私も受け取ろうとしたらよ、配ってた女がよ、「やだー、久しぶりー!元気だったー?」とか言いながら、ビラ渡してきたの。

一瞬。あれ、この人知り合いかな?って思ったんだけど、いや、知らねえ女だって、脳みそが答えを弾きだそうとする猶予も与えず、女ガンガン喋ってくる。

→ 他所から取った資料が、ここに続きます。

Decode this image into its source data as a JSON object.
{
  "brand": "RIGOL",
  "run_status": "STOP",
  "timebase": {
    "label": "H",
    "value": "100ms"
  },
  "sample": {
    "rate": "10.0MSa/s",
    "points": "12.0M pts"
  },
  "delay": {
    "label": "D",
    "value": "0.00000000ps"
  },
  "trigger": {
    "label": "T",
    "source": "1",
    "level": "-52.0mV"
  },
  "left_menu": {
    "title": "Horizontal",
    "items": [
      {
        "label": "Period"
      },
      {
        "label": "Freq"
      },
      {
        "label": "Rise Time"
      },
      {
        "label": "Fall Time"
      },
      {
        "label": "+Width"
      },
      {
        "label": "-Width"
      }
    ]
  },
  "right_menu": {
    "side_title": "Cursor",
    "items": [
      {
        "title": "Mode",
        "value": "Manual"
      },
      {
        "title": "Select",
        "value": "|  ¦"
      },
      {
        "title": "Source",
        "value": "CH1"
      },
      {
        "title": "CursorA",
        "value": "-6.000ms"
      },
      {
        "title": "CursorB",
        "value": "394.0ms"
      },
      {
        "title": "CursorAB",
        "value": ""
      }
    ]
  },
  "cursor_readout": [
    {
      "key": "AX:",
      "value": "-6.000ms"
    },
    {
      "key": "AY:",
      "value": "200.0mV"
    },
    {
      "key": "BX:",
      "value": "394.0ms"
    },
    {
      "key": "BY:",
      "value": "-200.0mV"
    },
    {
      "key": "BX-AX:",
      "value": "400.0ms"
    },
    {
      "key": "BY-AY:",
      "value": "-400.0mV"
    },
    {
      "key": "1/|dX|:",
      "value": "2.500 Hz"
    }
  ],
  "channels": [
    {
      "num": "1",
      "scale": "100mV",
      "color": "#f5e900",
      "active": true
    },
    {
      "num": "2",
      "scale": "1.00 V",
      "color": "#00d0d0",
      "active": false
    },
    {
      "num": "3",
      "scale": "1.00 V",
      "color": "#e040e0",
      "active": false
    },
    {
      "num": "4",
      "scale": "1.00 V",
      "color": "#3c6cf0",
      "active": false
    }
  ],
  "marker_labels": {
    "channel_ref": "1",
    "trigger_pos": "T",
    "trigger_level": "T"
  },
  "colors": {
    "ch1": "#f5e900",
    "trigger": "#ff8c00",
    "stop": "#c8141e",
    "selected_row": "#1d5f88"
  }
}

「今度、◯◯(バンド名)がどこどこでライブするんだけど、チケット持ってきたよー。それにしても元気だったー?」

すっごい親しげなマシンガントークに呆気に取られていたら、慌てたバンドマンが静止しにきた。そんで謝られた。そして女にお小言を言っていた。「ほんと、こういうのはやめて」と。そして気づいた。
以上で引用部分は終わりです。